Sessantuno anni Nino D'Angelo, ventotto Livio Cori. Sesta volta all'Ariston per il primo, partito dal mondo dei neomelodici; al debutto festivaliero il secondo, a suo agio nell'hip hop. Ad unire due mondi apparentemente tanto distanti la musica e la napoletanità. "Sono stato io a cercare Nino, un'icona per me, una pietra di Napoli.

Lo volevo nella canzone Un'altra luce, che stavo scrivendo. Ma Sanremo non era proprio nei miei pensieri. A proporlo dopo aver sentito la canzone, è stato lui", racconta Cori, che non nasconde un po' di ansia, mescolata a gioia. "Fa paura, certo.
E' una carovana, vista da tutta Italia", lo tranquillizza a modo suo D'Angelo, dando l'idea di come complicità e voglia di divertirsi siano alla base del loro rapporto. E così la strana coppia arriva al Festival, con un brano per metà in dialetto. "Se fosse dipeso da noi, sarebbe stato tutto in napoletano, che è una lingua vera e propria. Le canzoni bisogna ascoltarle, non capirle - spiega D'Angelo, per niente preoccupato che il dialetto possa risultare ostico per il pubblico del festival e di Rai1 -. Del resto ci piacciono le canzoni in inglese, a me piace Imagine, ma non capisco una parola. E' il suono che è fondamentale".

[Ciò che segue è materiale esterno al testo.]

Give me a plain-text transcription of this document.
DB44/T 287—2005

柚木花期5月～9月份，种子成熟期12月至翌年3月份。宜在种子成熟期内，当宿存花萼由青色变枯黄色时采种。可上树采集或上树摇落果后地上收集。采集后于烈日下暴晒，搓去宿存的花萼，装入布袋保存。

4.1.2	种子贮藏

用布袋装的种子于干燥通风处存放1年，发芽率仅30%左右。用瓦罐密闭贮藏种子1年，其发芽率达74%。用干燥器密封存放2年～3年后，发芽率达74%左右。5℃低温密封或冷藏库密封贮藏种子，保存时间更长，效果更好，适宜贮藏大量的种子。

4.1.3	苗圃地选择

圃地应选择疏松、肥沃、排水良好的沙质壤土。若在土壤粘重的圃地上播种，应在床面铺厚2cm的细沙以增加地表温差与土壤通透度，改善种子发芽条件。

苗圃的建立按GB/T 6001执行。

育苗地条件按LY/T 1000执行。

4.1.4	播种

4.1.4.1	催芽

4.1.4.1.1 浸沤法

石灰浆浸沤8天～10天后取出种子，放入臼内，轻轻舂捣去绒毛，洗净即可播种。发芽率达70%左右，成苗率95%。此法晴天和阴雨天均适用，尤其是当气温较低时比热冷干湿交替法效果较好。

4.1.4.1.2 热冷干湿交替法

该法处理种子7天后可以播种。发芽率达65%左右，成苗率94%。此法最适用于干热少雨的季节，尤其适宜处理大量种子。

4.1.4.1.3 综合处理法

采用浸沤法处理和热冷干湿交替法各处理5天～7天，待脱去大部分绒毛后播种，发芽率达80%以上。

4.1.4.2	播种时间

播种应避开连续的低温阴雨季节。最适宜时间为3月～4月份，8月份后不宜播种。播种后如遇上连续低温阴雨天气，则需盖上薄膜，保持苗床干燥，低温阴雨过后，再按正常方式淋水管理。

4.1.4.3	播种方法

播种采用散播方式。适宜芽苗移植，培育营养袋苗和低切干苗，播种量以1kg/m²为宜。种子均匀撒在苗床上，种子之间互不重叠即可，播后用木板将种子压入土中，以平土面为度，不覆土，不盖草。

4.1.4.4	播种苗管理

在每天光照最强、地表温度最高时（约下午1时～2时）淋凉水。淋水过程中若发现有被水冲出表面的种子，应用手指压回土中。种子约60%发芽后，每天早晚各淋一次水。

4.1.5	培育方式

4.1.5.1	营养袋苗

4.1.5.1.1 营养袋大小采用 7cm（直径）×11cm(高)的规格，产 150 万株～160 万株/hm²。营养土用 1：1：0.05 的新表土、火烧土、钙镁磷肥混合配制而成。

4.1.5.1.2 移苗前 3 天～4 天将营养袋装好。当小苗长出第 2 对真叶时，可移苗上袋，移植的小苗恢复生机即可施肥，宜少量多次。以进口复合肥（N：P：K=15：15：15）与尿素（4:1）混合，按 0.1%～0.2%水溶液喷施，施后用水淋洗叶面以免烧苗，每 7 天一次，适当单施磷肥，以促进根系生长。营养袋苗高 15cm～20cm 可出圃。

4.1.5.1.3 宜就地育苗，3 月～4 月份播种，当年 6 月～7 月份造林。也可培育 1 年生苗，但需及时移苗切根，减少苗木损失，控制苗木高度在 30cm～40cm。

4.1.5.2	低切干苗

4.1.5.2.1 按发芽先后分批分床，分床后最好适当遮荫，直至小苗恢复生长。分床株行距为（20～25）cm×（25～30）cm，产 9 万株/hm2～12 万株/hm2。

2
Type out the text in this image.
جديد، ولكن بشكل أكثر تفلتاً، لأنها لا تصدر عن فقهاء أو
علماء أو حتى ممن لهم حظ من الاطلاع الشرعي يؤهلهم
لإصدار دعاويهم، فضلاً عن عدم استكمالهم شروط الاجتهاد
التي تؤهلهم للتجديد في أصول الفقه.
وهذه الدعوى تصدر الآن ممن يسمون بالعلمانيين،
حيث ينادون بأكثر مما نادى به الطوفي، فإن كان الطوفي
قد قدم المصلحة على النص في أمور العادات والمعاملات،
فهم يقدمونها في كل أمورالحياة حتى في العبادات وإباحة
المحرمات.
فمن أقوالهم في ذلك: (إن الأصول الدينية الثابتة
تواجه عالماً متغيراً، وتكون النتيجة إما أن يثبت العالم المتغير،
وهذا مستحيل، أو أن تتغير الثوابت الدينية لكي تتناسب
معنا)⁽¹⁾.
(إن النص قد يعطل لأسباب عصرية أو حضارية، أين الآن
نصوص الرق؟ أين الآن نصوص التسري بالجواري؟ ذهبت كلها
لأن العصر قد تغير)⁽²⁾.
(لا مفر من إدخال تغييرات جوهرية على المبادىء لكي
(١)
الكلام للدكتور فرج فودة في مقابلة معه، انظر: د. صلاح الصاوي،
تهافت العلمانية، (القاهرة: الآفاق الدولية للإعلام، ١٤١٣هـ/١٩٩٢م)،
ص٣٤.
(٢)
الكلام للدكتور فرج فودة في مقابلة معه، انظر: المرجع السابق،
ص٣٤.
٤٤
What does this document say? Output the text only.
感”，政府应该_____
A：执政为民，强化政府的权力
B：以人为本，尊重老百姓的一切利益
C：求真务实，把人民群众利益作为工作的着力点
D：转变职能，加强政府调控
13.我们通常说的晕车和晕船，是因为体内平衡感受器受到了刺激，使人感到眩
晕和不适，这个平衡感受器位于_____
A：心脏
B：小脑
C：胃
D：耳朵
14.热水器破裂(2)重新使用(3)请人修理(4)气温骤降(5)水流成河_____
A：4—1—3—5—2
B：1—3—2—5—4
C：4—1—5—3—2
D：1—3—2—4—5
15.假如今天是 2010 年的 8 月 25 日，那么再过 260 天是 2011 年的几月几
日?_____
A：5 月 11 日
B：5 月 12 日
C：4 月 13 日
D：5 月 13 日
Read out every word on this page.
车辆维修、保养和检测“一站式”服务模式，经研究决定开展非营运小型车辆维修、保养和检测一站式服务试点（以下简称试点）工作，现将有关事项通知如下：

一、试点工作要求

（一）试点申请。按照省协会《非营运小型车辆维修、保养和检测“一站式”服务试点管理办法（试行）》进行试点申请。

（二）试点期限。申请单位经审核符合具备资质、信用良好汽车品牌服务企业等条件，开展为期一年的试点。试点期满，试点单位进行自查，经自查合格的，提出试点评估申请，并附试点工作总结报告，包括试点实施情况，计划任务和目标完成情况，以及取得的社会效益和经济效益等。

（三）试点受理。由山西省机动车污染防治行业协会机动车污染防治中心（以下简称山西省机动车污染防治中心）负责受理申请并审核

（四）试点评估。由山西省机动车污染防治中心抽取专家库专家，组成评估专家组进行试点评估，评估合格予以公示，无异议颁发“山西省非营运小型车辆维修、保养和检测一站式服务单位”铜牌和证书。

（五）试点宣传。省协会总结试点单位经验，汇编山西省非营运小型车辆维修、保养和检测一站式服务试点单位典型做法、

Tra i due è stato amore a prima vista, ma anche una sfida. "Mi sono messo in gioco, facendo qualcosa di completamente nuovo - racconta Nino -. Ma se non lo fai con i giovani, non lo fai mai. Solo Livio poteva farmi cantare con l'autotune. Noi per non invecchiare dobbiamo prendere da loro, i giovani per crescere devono un po' seguire noi. Ma la mia generazione è in debito: ha fallito, ha tolto la luce e il diritto al futuro ai giovani, abbiamo dato meno di quello che abbiamo ricevuto".

L'incontro generazionale a Sanremo, dice, è anche un "piccolo risarcimento". "La vecchia generazione ha pensato a se stessa, senza tener conto di chi sarebbe arrivato dopo. E ieri come oggi, siamo costretti ancora ad emigrare, non solo all'estero, ma per noi del Sud anche al Nord", gli fa eco Cori, che non smette di ripetere quanto l'incontro con il compagno di ventura sia stato importante soprattutto a livello umano. D'accordo su tutto, dunque. Solo su una cosa non riescono proprio a trovare un accordo: "L'abbigliamento", dicono all'unisono. "Ma io per lui, ci sarò sempre - chiosa il veterano -. Anche se lui ogni tanto si dimentica che ho il doppio dei suoi anni e mi invita a ballare in discoteca".
Per Cori (che molti identificano con Liberato, il rapper incappucciato la cui identità è sconosciuta) è in arrivo anche il primo vero album dal titolo "Montecalvario" (il quartiere di Napoli da cui arriva), in uscita l'8 febbraio, "tutto in napoletano, perché volevo fosse legato alla mia partenza. E l'unico ospite e padrino di questo disco poteva essere solo lui". Nino D'Angelo, invece, sta preparando una tre giorni di festa all'Arena Flegrea di Napoli il 21, 22 e 23 giugno insieme a Gigi D'Alessio.